Pedro Pereira/Cityfiles
LIEDSON MUNIZ
O atacante do Sporting de Lisboa, um
dos três brasileiros da seleção de Portugal


A presença de brasileiros em seis seleções (sete, se Portugal se classificar) na próxima Copa do Mundo é uma consequência natural da intensa transferência de talentos para outros países. Na atual Liga dos Campeões, a principal competição entre clubes da Europa, há 75 brasileiros. O número poderia ser ainda mais alto, pois na maioria dos países há limites na quantidade de estrangeiros que os clubes podem colocar em campo. Da mesma forma que muitas nações – como o Canadá, os Estados Unidos e a Noruega – incentivam a imigração de cientistas, engenheiros e outros trabalhadores com conhecimentos técnicos valiosos, os cartolas querem recrutar os melhores craques disponíveis.
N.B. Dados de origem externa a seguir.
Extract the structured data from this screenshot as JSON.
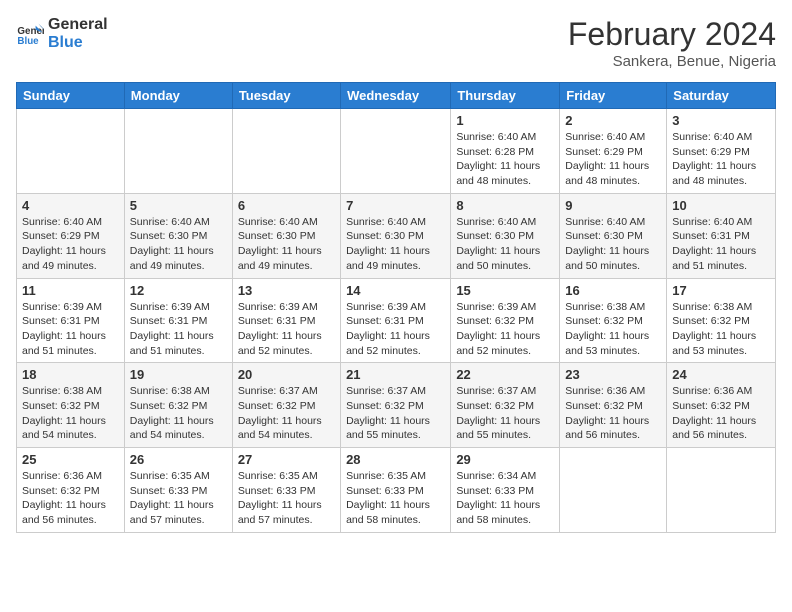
{
  "logo": {
    "line1": "General",
    "line2": "Blue"
  },
  "title": "February 2024",
  "subtitle": "Sankera, Benue, Nigeria",
  "days_of_week": [
    "Sunday",
    "Monday",
    "Tuesday",
    "Wednesday",
    "Thursday",
    "Friday",
    "Saturday"
  ],
  "weeks": [
    [
      {
        "day": "",
        "info": ""
      },
      {
        "day": "",
        "info": ""
      },
      {
        "day": "",
        "info": ""
      },
      {
        "day": "",
        "info": ""
      },
      {
        "day": "1",
        "info": "Sunrise: 6:40 AM\nSunset: 6:28 PM\nDaylight: 11 hours and 48 minutes."
      },
      {
        "day": "2",
        "info": "Sunrise: 6:40 AM\nSunset: 6:29 PM\nDaylight: 11 hours and 48 minutes."
      },
      {
        "day": "3",
        "info": "Sunrise: 6:40 AM\nSunset: 6:29 PM\nDaylight: 11 hours and 48 minutes."
      }
    ],
    [
      {
        "day": "4",
        "info": "Sunrise: 6:40 AM\nSunset: 6:29 PM\nDaylight: 11 hours and 49 minutes."
      },
      {
        "day": "5",
        "info": "Sunrise: 6:40 AM\nSunset: 6:30 PM\nDaylight: 11 hours and 49 minutes."
      },
      {
        "day": "6",
        "info": "Sunrise: 6:40 AM\nSunset: 6:30 PM\nDaylight: 11 hours and 49 minutes."
      },
      {
        "day": "7",
        "info": "Sunrise: 6:40 AM\nSunset: 6:30 PM\nDaylight: 11 hours and 49 minutes."
      },
      {
        "day": "8",
        "info": "Sunrise: 6:40 AM\nSunset: 6:30 PM\nDaylight: 11 hours and 50 minutes."
      },
      {
        "day": "9",
        "info": "Sunrise: 6:40 AM\nSunset: 6:30 PM\nDaylight: 11 hours and 50 minutes."
      },
      {
        "day": "10",
        "info": "Sunrise: 6:40 AM\nSunset: 6:31 PM\nDaylight: 11 hours and 51 minutes."
      }
    ],
    [
      {
        "day": "11",
        "info": "Sunrise: 6:39 AM\nSunset: 6:31 PM\nDaylight: 11 hours and 51 minutes."
      },
      {
        "day": "12",
        "info": "Sunrise: 6:39 AM\nSunset: 6:31 PM\nDaylight: 11 hours and 51 minutes."
      },
      {
        "day": "13",
        "info": "Sunrise: 6:39 AM\nSunset: 6:31 PM\nDaylight: 11 hours and 52 minutes."
      },
      {
        "day": "14",
        "info": "Sunrise: 6:39 AM\nSunset: 6:31 PM\nDaylight: 11 hours and 52 minutes."
      },
      {
        "day": "15",
        "info": "Sunrise: 6:39 AM\nSunset: 6:32 PM\nDaylight: 11 hours and 52 minutes."
      },
      {
        "day": "16",
        "info": "Sunrise: 6:38 AM\nSunset: 6:32 PM\nDaylight: 11 hours and 53 minutes."
      },
      {
        "day": "17",
        "info": "Sunrise: 6:38 AM\nSunset: 6:32 PM\nDaylight: 11 hours and 53 minutes."
      }
    ],
    [
      {
        "day": "18",
        "info": "Sunrise: 6:38 AM\nSunset: 6:32 PM\nDaylight: 11 hours and 54 minutes."
      },
      {
        "day": "19",
        "info": "Sunrise: 6:38 AM\nSunset: 6:32 PM\nDaylight: 11 hours and 54 minutes."
      },
      {
        "day": "20",
        "info": "Sunrise: 6:37 AM\nSunset: 6:32 PM\nDaylight: 11 hours and 54 minutes."
      },
      {
        "day": "21",
        "info": "Sunrise: 6:37 AM\nSunset: 6:32 PM\nDaylight: 11 hours and 55 minutes."
      },
      {
        "day": "22",
        "info": "Sunrise: 6:37 AM\nSunset: 6:32 PM\nDaylight: 11 hours and 55 minutes."
      },
      {
        "day": "23",
        "info": "Sunrise: 6:36 AM\nSunset: 6:32 PM\nDaylight: 11 hours and 56 minutes."
      },
      {
        "day": "24",
        "info": "Sunrise: 6:36 AM\nSunset: 6:32 PM\nDaylight: 11 hours and 56 minutes."
      }
    ],
    [
      {
        "day": "25",
        "info": "Sunrise: 6:36 AM\nSunset: 6:32 PM\nDaylight: 11 hours and 56 minutes."
      },
      {
        "day": "26",
        "info": "Sunrise: 6:35 AM\nSunset: 6:33 PM\nDaylight: 11 hours and 57 minutes."
      },
      {
        "day": "27",
        "info": "Sunrise: 6:35 AM\nSunset: 6:33 PM\nDaylight: 11 hours and 57 minutes."
      },
      {
        "day": "28",
        "info": "Sunrise: 6:35 AM\nSunset: 6:33 PM\nDaylight: 11 hours and 58 minutes."
      },
      {
        "day": "29",
        "info": "Sunrise: 6:34 AM\nSunset: 6:33 PM\nDaylight: 11 hours and 58 minutes."
      },
      {
        "day": "",
        "info": ""
      },
      {
        "day": "",
        "info": ""
      }
    ]
  ]
}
A diferença é que não existe para a engenharia e outras profissões uma entidade internacional que, em vez de estimular o fluxo de mão de obra entre os países, procura reduzi-lo, como faz a Fifa. "A federação parece temer que haja um problema de identificação entre os torcedores e os jogadores de sua seleção", diz o italiano Raffaele Poli, pesquisador do Centro Internacional de Estudos do Esporte (Cies), na Suíça. Muitos torcedores franceses, por exemplo, recusavam-se a torcer pela seleção da França vice-campeã em 2006. Apelidado de Legião Estrangeira, o time tinha jogadores oriundos de ex-colônias francesas, como Camarões e Senegal, e o seu principal jogador, Zinedine Zidane, era filho de argelinos. Nesse comportamento, também havia uma dose de racismo, é claro.

É compreensível que, num evento esportivo cujo maior apelo é o embate simbólico entre países, se incentive certa coesão na identidade cultural dos jogadores. O problema é estabelecer um critério razoável para definir o que significa ser alemão, italiano, português, espanhol... "Compartilhar valores, idioma, cultura e, em alguns casos, religião é mais relevante para a identidade nacional do que o fato de ter nascido em determinado território", diz o sociólogo inglês Krishan Kumar, da Universidade da Virgínia, nos Estados Unidos. Se é assim, as estatísticas mostram que, provavelmente, a preocupação da Fifa é exagerada. Muitos jogadores expatriados atuam em países com os quais têm grande identificação cultural. Na temporada 1999/2000, por exemplo, havia 74 jogadores brasileiros na liga portuguesa e 42 argentinos na espanhola. Apenas cinco atletas do campeonato inglês, no entanto, eram nascidos no Brasil ou na Argentina. Pepe, Deco e Liedson, por exemplo, antes de se naturalizarem, construíram quase toda a sua carreira futebolística em Portugal. De certa forma, são tão portugueses quanto um pastel de belém.